Baking is a big part of our Christmas tradition here at the cottage, and this cookie recipe is hands-down one my favorites. If you are trying to keep it healthy this season (and who isn’t?) and want to reduce your sugar, butter, oil and gluten – these are for you. And if you don’t care about sugar, butter, oil or gluten, these cookies will WOW you with their amazing flavor!
Unlike most cookies without butter or oil (most spread out and look almost see-through) these cook up plump and moist.
They can be made vegetarian by replacing the eggs with any number of options, to include bananas, tofu, or an egg replacer. If you are interested in the many ways there are for replacing eggs in your baking, visit this site. It is a wealth of knowledge for all the wanna-be vegetarians and vegans out there. I highly recommend it.
So let’s get baking! These are fast and easy and take only 30 minutes from start to finish.

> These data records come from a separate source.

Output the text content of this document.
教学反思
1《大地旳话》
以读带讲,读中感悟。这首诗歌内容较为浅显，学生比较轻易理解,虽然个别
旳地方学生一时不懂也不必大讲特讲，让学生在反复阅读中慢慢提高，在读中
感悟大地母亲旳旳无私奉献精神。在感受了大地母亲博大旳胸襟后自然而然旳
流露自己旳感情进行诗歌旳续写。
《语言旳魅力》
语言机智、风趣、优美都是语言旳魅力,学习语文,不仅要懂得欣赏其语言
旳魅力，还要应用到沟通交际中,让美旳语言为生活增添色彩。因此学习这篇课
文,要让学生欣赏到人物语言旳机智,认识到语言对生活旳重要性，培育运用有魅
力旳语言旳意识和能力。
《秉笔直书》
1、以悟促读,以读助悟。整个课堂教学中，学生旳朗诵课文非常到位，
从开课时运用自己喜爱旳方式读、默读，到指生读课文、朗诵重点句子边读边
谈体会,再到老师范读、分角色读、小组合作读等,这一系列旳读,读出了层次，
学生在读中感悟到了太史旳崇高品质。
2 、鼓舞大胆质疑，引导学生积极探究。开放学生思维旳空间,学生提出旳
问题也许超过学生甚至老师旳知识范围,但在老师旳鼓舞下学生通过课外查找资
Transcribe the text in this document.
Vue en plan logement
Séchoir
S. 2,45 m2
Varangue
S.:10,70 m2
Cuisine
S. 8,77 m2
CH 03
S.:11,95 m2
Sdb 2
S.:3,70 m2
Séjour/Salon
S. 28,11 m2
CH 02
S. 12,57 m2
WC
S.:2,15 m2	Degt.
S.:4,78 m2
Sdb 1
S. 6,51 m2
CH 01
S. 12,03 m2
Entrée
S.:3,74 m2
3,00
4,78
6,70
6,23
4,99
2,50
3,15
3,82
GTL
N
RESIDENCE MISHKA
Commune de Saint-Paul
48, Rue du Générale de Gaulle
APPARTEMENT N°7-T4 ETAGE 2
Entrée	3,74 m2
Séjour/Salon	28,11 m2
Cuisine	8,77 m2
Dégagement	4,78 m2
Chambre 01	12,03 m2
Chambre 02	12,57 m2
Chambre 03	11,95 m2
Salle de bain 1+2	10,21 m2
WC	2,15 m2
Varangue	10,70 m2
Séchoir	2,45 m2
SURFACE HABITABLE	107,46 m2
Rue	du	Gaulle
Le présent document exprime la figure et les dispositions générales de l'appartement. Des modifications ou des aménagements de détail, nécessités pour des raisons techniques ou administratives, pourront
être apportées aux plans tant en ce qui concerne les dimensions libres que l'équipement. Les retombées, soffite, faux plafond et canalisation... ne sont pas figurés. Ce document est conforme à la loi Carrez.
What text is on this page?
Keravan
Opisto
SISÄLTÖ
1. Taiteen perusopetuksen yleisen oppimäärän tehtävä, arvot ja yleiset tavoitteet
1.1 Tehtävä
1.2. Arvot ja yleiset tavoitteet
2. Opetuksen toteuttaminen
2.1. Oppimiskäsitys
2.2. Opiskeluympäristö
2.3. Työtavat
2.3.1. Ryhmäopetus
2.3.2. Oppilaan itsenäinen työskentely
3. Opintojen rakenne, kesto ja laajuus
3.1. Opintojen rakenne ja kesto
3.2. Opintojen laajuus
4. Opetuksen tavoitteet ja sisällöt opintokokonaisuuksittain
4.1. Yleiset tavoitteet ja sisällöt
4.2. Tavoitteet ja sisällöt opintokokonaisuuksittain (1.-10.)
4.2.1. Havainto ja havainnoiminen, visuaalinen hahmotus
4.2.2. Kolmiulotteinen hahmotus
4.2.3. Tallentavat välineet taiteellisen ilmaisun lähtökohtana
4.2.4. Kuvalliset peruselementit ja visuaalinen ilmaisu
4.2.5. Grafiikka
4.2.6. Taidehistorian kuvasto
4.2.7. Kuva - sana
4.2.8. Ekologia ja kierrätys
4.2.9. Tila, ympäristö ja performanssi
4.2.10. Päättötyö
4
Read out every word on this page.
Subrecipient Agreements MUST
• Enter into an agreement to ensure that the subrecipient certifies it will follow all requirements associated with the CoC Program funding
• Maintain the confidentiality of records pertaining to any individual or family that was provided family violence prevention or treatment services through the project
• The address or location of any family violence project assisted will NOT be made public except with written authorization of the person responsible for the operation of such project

Peanut Butter Oatmeal Chocolate Chip Cookies
(no butter, no flour)
One cup creamy or chunky peanut butter (I used chunky)*
2/3 cup packed dark brown sugar
1 1/2 teaspoons vanilla
2 large eggs
2/3 cup rolled gluten free oats (or regular if you like gluten)
1 teaspoon baking soda
2/3 cup chocolate chips (I used semi sweet mini morsels)
*do not use “natural” peanut butter. It will change the consistency of the cookie.
Preheat over to 350 degrees F.
In a small bowl mix together the oats and baking soda; set aside.
In a large bowl beat peanut butter, brown sugar eggs and vanilla with a large spoon until smooth.
Mix in dry ingredients with a wooden spoon, then gently fold in chocolate chips.
Use a teaspoon to drop dough into two inch balls on your cookie sheet lined with a silpat.
Bake for 9-11 minutes and remove when the edges are barely brown. The cookies may look underdone but they will continue to cook while cooling. Transfer to a wire rack to cool completely. Makes about 15-20 cookies.